その背後で腕を組んで立っていた積山は他の者にも聞こえるような大きさの声で答えた。
「最初にイオに出会ったときにすこし頭をかすめただけなんですが・・、かつて私達の親がテイマーとして戦っていた時にデーモンと戦ったことがありましたよね」
彼の隣でしっかりと手すりにつかまりながら和西は頷いて見せた。
「ひょっとしてデーモンと戦ったのが僕たちの中学だったのかい?」
「ええ、ロの字型に中庭を囲んだ中学なんてあそこくらいですからね。そこで、デーモンがリアライズした際に無理やりゲートを開いてリアライズをした、ということでしたね」
「つまり・・・、無理にこじ開けたゲートがまだ残っていると?」
シャウジンモンが自分の考えを口にした。
積山はそれを肯定し、続けた。
「学校がデジタルワールドの境界線になっていると考えています」
「いたよ。当然かもしれないけどこっちに気づいてる」
眼を見開き、辻鷹が他の者に告げた。
「大丈夫です」
静かに剣を抜いたウィルドエンジェモンを片手で制し、積山は振り向いて和西に頷いて見せた。
「よし・・、行くか」
ガニメデとエウロパの2人を油断無く見つめ続ける辻鷹の肩を軽く叩き、和西は上を向いた。
「メガログラウモン!降りてくれないか!?」
「大丈夫なんだろうな。迎撃なんてごめんだぜ?」
「お前なら無理なく回避できる。彼女もついてる」
積山がいい含めた。だが彼自身ギルが怖気づいているとは微塵にも考えていない。
他の者も神経を張り詰めてはいたものの怖気づいてなどいなかった。
「行くぞ」
再度和西が言い放ち、メガログラウモンがゆっくりと着地した。
予想通り、ガニメデがクレニアムモンに姿を変えてエウロパと和西達の間に立ちふさがる。
「戦うつもりなんかないんだ!イオから預かり物がある!」
メガログラウモンから難なく飛び降りると和西はコートのポケットから彫刻の施された板を差し出した。
クレニアムモンの様子を観察していた積山はほんの一瞬、しかし確かにクレニアムモンの目に変化があったのを見逃さなかった。
「大丈夫そうだね」
「いえ・・、もうすこし様子を見たほうがいいと思います」
辻鷹のほっとしたような言葉に積山の真剣な声が被さる。
一方、和西の正面まで来たエウロパはひったくるようにして板をとると機敏な動きで下がり、そう遠くない位置で止まって表面の文字を追った。
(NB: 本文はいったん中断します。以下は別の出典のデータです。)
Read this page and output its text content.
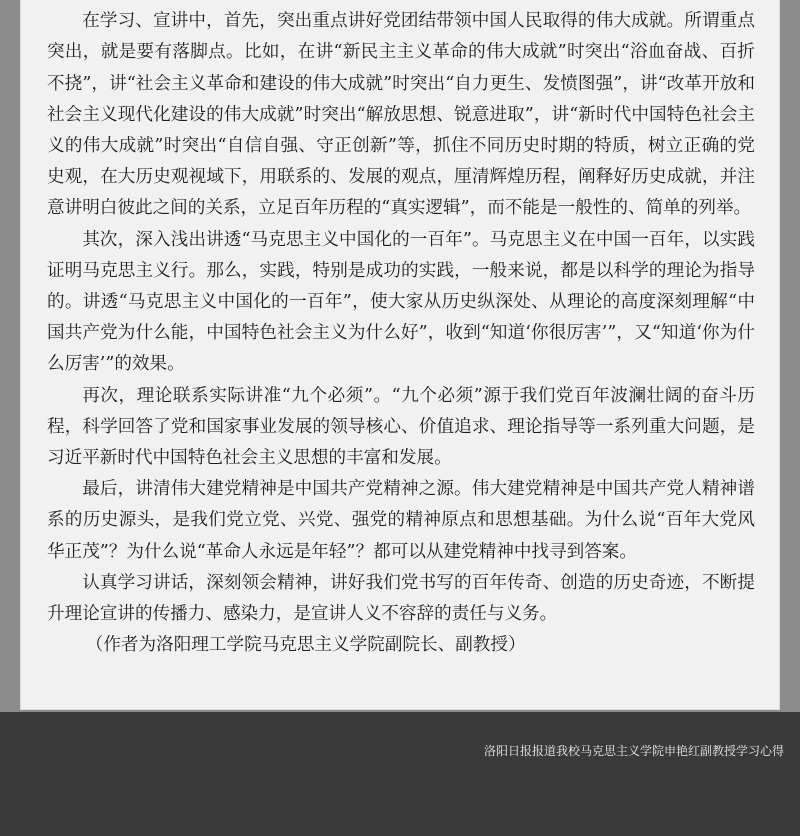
在学习、宣讲中，首先，突出重点讲好党团结带领中国人民取得的伟大成就。所谓重点突出，就是要有落脚点。比如，在讲“新民主主义革命的伟大成就”时突出“浴血奋战、百折不挠”，讲“社会主义革命和建设的伟大成就”时突出“自力更生、发愤图强”，讲“改革开放和社会主义现代化建设的伟大成就”时突出“解放思想、锐意进取”，讲“新时代中国特色社会主义的伟大成就”时突出“自信自强、守正创新”等，抓住不同历史时期的特质，树立正确的党史观，在大历史观视域下，用联系的、发展的观点，厘清辉煌历程，阐释好历史成就，并注意讲明白彼此之间的关系，立足百年历程的“真实逻辑”，而不能是一般性的、简单的列举。

其次，深入浅出讲透“马克思主义中国化的一百年”。马克思主义在中国一百年，以实践证明马克思主义行。那么，实践，特别是成功的实践，一般来说，都是以科学的理论为指导的。讲透“马克思主义中国化的一百年”，使大家从历史纵深处、从理论的高度深刻理解“中国共产党为什么能，中国特色社会主义为什么好”，收到“知道‘你很厉害’”，又“知道‘你为什么厉害’”的效果。

再次，理论联系实际讲准“九个必须”。“九个必须”源于我们党百年波澜壮阔的奋斗历程，科学回答了党和国家事业发展的领导核心、价值追求、理论指导等一系列重大问题，是习近平新时代中国特色社会主义思想的丰富和发展。

最后，讲清伟大建党精神是中国共产党精神之源。伟大建党精神是中国共产党人精神谱系的历史源头，是我们党立党、兴党、强党的精神原点和思想基础。为什么说“百年大党风华正茂”？为什么说“革命人永远是年轻”？都可以从建党精神中找寻到答案。

认真学习讲话，深刻领会精神，讲好我们党书写的百年传奇、创造的历史奇迹，不断提升理论宣讲的传播力、感染力，是宣讲人义不容辞的责任与义务。

（作者为洛阳理工学院马克思主义学院副院长、副教授）

洛阳日报报道我校马克思主义学院申艳红副教授学习心得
そう時間をかけずにすべてを読み、エウロパは和西を見た。
「確かにイオの文字だ。・・・“信じるとおりに生きろ”と書いてあった・・・」
肩を抱きかかえられて地面に降り立った積山は数歩近寄って口を開いた。
「イオにあなたたちを連れてきて欲しいと頼まれました。一緒に来てくれますか?」
背後に立つガニメデと顔を見合わせ、エウロパは頷いた。
「応じます。イオとカリストを含む私たちの安全を保証してくれるのなら」
「手荒なまねだけはやめてくれるかい?」
必要なことを2,3訊きながら和西はそれとは別のことを考えていた。
今朝見たカリストの従順振りやこの二人の素直さはどこから来ているものなんだろう・・・。
イオにそうさせるだけの能力があるから。
和西の頭はそう結論をつけていた。
組織が会議をする際、和西は十闘神のリーダーとして出席をする。
いつの間にかみんなが和西を中心にチームを形作っていた。
しかしそれを自覚する度、和西は心臓が抜け落ちるような奇妙な感覚に襲われていた。
自分は積山くんほど賢く、冷静ではない。
自分は林未くんほど思慮深くはない。
自分は仁ほど気が利かない。
自分は柳田くんみたいにムードメーカーではない。
自分は嶋川くんや谷川さんほど強い絆を作れるかわからない。
自分は二ノ宮さんほど経験をつんではいない。
自分は黒畑さんほど優しくはない。
自分は彩華ちゃんほど強い芯を持ってはいない。
そうではないか、和西はいつもそう考えていた。
自分が十闘神のリーダーとしていることに違和感を感じていた。
イオとカリストの間に確かに強い信頼関係があることに和西は真っ先に気づいていた。
自分と仲間にあんな絆が作れるのだろうか。
和西はこの数日、ずっとそれを考えていた。
ガニメデとエウロパを連れて帰ったあと、全員が帰宅するのを見送ると和西はひどい孤独感に押しつぶされそうになった。
そんな彼がふと顔を上げたとき。
ゴマモンがいた。
「何か悩み事か?」
「ああ、ちょっとね」
和西は微笑むと立ち上がった。
強い絆なら僕ももっていた。
パートナーデジモンとの絆を見つけた和西はいつもよりも軽い足取りで部屋を出た。
その後をゴマモンが元気よく追いかける。